TEES researchers awarded NSF grant for exascale project
Texas A&M Engineering Experiment Station researchers are part of a team working on a National Science Foundation-funded project researching asynchronous partial differential equations (PDE) algorithms for turbulent flows at exascale. The principal investigator is Dr. Diego Donzis, assistant professor in the Department of Aerospace Engineering. Co-principal investigators are Dr. Raktim Bhattacharya, associate professor, and Dr. Sharath Girimaji, professor, aerospace engineering; and Dr. Nancy Amato, Unocal Professor, and Dr. Lawrence Rauchwerger, professor, Department of Computer Science and Engineering.
Future exascale computing systems will be available to study important, compute-intensive applications such as multi-physics multi-scale natural phenomena and engineering systems typically modeled accurately by PDEs. A prime example is turbulence at high Reynolds numbers, typically found in natural and engineering systems, which comprise an extremely wide range of spatial and temporal scales and has thus became a Grand Challenge in scientific computing.
However, many challenges exist that must be overcome before exascale systems can be utilized effectively. These include communication between processing elements as well as global synchronizations both of which will likely be a main bottleneck when millions of billions of processing elements are utilized in a simulation.

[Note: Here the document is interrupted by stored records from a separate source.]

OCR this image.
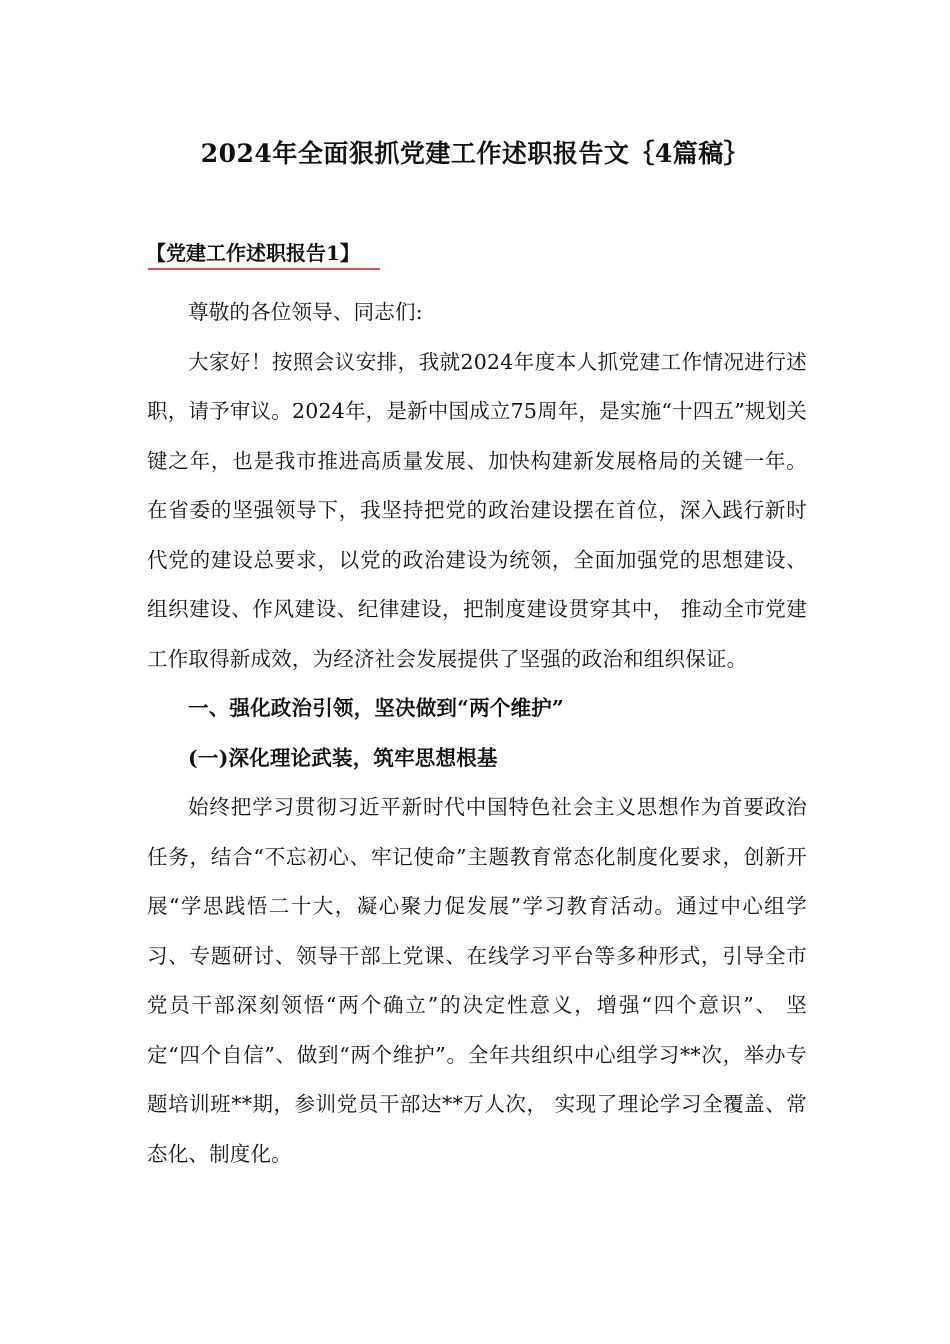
2024年全面狠抓党建工作述职报告文｛4篇稿｝
【党建工作述职报告1】

尊敬的各位领导、同志们:

大家好！按照会议安排，我就2024年度本人抓党建工作情况进行述职，请予审议。2024年，是新中国成立75周年，是实施“十四五”规划关键之年，也是我市推进高质量发展、加快构建新发展格局的关键一年。在省委的坚强领导下，我坚持把党的政治建设摆在首位，深入践行新时代党的建设总要求，以党的政治建设为统领，全面加强党的思想建设、组织建设、作风建设、纪律建设，把制度建设贯穿其中， 推动全市党建工作取得新成效，为经济社会发展提供了坚强的政治和组织保证。

一、强化政治引领，坚决做到“两个维护”

(一)深化理论武装，筑牢思想根基

始终把学习贯彻习近平新时代中国特色社会主义思想作为首要政治任务，结合“不忘初心、牢记使命”主题教育常态化制度化要求，创新开展“学思践悟二十大，凝心聚力促发展”学习教育活动。通过中心组学习、专题研讨、领导干部上党课、在线学习平台等多种形式，引导全市党员干部深刻领悟“两个确立”的决定性意义，增强“四个意识”、 坚定“四个自信”、做到“两个维护”。全年共组织中心组学习**次，举办专题培训班**期，参训党员干部达**万人次， 实现了理论学习全覆盖、常态化、制度化。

For this project, the team will develop novel exascale numerical schemes for PDEs, especially those describing turbulent flows that exploit asynchrony from the mathematical to the software level. These will be based on widely used finite differences, compact differentiation and spectral schemes. Asynchrony offers better performance but also introduces errors in the solution. The team’s schemes will be able to trade-off accuracy and performance in a quantitative and predictable manner, a feature thought to be critical at exascale. Their approach includes rigorous mathematical studies of stability and accuracy, which will also provide a framework for the development of new schemes and quantify its uncertainty, as well as the development of specific elements in a scalable library for parallel computing to enable portable implementations on current and future machines.
The tools, techniques and simulation data in this project will be integrated in the principal investigators’ educational efforts through graduate mentoring, undergraduate research and as material for courses they teach in high-performance computing, fluid dynamics and dynamical systems.